We aimed to assess the HRQOL of hypertensive patients in Kathmandu, Nepal and found that participants have self-perceptions of a low HRQOL in different dimensions of EQ-5D. The previous study evaluating HRQOL among hypertensive patient in Kathmandu (13) reported increasing age, not cohabiting with a partner, no formal education to be associated with lower HRQOL. We confirm their findings and additionally we also provide evidence that a higher HRQOL was associated with higher family income, participant’s dietary low salt compliance, use of antihypertensive drugs, and better-perceived health status. Mediation analysis conducted to further evaluate the association between antihypertensive drug use, dietary salt compliance, and HRQOL showed that both, dietary low salt compliance and use of antihypertensive drugs, had a significant direct effect on HRQOL. Further, the use of antihypertensive drugs did not significantly mediate the relationship between dietary salt compliance and HRQOL. This finding implies that both dietary salt compliance and antihypertensive drugs use are two independent aspects of HRQOL of hypertensive patients and both are independently essential to increase the HRQOL of hypertensive patients. Both, dietary salt compliance and antihypertensive drugs use help to control the blood pressure of hypertensive patients, and better-controlled blood pressure may lead to improved HRQOL. Previous research has demonstrated that non-adherence to prescription is associated with poor HRQOL (27, 28). Adherence to treatment leads to controlled blood pressure (29) and better health outcomes (30). Likewise, a modest reduction in dietary sodium intake is associated with significant reduction in blood pressure and a 20% reduction in cardiovascular events (31). A decrease in salt intake of 6 g/day lowered diastolic blood pressure by 7/4 mm of Hg in hypertensive patients and 4/2 mm of Hg in normotensive subjects (31). As reducing dietary salt has been considered as a non-pharmacotherapy for controlling blood pressure, the high HRQOL perceived by the hypertensive patient compliant to low dietary salt may be explained by the same mechanism that explained the difference in HRQOL between adherent and non-adherent patients.
A greater proportion of study participants reported having problems in the dimension of pain and sadness. Similar findings were reported by studies conducted to assess HRQOL among hypertensive patients using EQ-5D in other countries (9–11). A study evaluating HRQOL of the hypertensive patient in Kathmandu using 36-Item Short Form Survey questionnaire also found a higher mean score for mental health domain than the physical domain (13).

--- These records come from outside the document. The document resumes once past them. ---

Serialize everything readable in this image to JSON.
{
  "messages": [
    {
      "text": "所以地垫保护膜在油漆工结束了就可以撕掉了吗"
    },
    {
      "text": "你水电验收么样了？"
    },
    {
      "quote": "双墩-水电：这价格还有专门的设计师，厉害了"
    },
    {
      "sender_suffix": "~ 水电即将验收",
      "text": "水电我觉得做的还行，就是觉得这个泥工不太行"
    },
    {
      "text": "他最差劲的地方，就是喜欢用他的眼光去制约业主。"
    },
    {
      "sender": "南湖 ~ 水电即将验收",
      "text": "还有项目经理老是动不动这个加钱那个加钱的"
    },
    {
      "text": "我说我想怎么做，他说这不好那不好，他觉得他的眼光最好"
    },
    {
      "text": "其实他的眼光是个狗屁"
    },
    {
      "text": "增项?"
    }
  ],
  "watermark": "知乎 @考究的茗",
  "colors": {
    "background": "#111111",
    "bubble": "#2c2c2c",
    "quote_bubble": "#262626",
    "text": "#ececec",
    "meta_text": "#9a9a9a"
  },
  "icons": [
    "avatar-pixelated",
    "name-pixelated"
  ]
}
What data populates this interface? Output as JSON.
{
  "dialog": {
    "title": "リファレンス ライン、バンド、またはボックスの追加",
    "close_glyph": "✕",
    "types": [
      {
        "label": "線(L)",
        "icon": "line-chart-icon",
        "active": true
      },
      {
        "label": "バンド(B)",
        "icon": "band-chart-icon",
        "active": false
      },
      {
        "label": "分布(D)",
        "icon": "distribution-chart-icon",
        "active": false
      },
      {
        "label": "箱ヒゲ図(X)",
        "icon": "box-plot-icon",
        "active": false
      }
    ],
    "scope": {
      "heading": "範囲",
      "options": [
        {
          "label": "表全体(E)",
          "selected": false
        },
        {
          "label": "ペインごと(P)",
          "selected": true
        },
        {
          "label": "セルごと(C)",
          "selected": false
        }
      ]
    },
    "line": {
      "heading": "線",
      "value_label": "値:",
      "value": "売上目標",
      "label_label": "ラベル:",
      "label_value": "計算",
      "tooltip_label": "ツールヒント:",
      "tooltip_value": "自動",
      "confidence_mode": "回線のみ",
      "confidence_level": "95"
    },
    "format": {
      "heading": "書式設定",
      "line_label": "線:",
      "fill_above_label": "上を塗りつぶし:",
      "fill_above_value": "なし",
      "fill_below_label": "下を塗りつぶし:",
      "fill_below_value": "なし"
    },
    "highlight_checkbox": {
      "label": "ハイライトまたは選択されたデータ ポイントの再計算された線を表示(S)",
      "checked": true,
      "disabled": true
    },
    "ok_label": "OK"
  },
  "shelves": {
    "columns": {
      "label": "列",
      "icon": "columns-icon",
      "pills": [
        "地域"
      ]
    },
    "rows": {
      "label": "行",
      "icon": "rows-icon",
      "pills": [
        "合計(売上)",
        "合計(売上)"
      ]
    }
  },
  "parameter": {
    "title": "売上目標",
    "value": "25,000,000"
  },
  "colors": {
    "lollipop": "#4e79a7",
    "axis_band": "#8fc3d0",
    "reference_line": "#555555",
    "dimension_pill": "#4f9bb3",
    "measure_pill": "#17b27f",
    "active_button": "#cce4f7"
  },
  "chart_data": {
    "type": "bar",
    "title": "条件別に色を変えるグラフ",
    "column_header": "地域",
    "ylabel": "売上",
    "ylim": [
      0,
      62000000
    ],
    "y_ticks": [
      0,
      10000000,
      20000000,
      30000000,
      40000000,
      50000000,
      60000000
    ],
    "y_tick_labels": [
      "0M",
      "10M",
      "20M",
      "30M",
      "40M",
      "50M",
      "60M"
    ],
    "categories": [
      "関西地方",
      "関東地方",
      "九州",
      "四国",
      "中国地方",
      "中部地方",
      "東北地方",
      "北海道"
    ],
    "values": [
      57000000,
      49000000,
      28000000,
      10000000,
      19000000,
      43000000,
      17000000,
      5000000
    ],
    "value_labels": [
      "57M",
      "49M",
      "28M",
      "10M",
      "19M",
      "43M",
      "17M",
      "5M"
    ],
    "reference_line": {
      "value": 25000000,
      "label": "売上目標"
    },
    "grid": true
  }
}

As, headache and dizziness are the common symptoms of hypertension and hypertensive subjects have impaired psychological well-being (32), hypertension is thus likely to affect psychological dimension of HRQOL.
Among the study participants, HRQOL was significantly decreased by increasing age. Age is the strongest predictor of HRQOL (13, 33). During the life transition, various physical, mental, and psychosocial changes accompany the phenomenon of aging (34). Biologically, aging is characterized by a gradual, and lifelong accumulation of molecular and cellular damage that subsequently leads to a decrease in physiological functions increased vulnerability to diseases and a general decline in the capacity of the individual (35). As people age, there is a decline in vision and hearing (34), waned musculoskeletal strength and function (36), and compromised immune function (37). With increasing age, people are more likely to experience multimorbidity, which has a significant impact on HRQOL, the impact being greater than the additive effect of individual conditions (38).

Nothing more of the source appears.